As you can see, I only have a 5GB/TB ratio for the special devices with recordsize 512kB. And as you can set, it’s only used about 50% of the data disk usage.
This is my making:
zpool create -o ashift=12 -O compress=lz4 -O atime=off -O primarycache=metadata -O sync=disabled -m /storj/nd10 -O xattr=off -O redundant_metadata=some -O recordsize=512k storjdata10 /dev/sdn -f
zpool add storjdata10 -o ashift=12 special mirror /dev/disk/by-partlabel/STORJ10-METAD /dev/disk/by-partlabel/STORJ10-META -f
Why, sounds actually like nonsensical to me. Because 5Gbps = 625MB/s.
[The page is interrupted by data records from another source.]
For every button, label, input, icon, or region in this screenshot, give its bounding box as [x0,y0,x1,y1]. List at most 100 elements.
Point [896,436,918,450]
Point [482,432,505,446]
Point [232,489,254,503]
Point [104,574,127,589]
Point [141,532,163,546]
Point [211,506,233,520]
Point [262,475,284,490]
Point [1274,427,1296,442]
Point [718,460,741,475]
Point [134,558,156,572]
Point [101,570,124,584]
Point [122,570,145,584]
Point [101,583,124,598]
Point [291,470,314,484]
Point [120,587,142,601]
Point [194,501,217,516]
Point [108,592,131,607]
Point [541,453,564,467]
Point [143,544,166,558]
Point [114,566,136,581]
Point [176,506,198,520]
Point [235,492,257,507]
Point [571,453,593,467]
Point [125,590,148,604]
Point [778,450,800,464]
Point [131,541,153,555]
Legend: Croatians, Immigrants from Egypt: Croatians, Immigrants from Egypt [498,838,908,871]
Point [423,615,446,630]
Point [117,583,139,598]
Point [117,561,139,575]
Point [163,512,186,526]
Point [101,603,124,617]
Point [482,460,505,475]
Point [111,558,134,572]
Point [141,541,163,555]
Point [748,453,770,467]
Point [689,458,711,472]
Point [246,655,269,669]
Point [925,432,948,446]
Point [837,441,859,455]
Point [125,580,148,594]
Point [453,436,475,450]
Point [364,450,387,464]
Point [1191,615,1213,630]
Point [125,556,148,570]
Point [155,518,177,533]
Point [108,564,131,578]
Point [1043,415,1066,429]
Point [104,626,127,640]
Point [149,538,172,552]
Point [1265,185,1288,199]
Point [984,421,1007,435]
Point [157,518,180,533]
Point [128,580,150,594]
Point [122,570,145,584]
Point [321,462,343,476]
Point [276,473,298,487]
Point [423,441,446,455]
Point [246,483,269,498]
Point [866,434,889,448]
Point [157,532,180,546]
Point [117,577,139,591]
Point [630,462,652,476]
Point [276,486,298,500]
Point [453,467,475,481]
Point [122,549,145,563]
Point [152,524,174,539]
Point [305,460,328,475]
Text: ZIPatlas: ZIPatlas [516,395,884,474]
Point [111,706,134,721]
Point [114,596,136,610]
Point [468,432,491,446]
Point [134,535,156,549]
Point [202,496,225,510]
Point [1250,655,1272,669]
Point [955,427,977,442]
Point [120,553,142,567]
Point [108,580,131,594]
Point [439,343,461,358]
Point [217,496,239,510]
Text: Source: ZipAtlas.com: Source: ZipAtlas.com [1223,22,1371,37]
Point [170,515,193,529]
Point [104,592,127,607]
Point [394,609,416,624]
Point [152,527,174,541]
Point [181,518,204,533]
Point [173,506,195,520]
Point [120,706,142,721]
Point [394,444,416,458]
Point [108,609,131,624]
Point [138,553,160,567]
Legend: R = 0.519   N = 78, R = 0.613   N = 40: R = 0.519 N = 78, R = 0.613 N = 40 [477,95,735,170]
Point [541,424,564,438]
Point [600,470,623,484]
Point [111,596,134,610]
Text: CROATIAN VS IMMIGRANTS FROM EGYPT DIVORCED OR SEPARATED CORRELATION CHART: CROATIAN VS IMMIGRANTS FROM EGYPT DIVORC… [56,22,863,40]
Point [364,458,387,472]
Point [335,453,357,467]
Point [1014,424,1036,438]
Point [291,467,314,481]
Give the fact a storagenode is almost all random IO, you could add easily 20 hard drives (probably even 60) before saturating the USB bandwidth.
If you would have a special device before them?
But probably you are right, if they now uses different lanes for USB and other devices.
Even if not, there are not do many devices aside from SSD, video (cards), HDMI over USB, … that can saturate the while bandwidth; all not applicable even in Pi <=4.
So, you are truly believe, that your HDDs can handle 5Gbps of random I/O? Even if we would assume, that all NIC 5Gbps traffic would go to the node(s), without a slow down by other devices?
Did I say so, somewhere?
I only said that you probably need at least 20 but more likely over 60 HDDs to saturate USB 3.0 bandwidth with random IO.
Probably more than that. I’ve found a benchmark which shows you can do 50k IOPS with USB 3 with a single flash storage device. This would translate to 200 HDDs worth of IOPS. A more interesting question would be whether RPi5 is capable of generating this kind of traffic.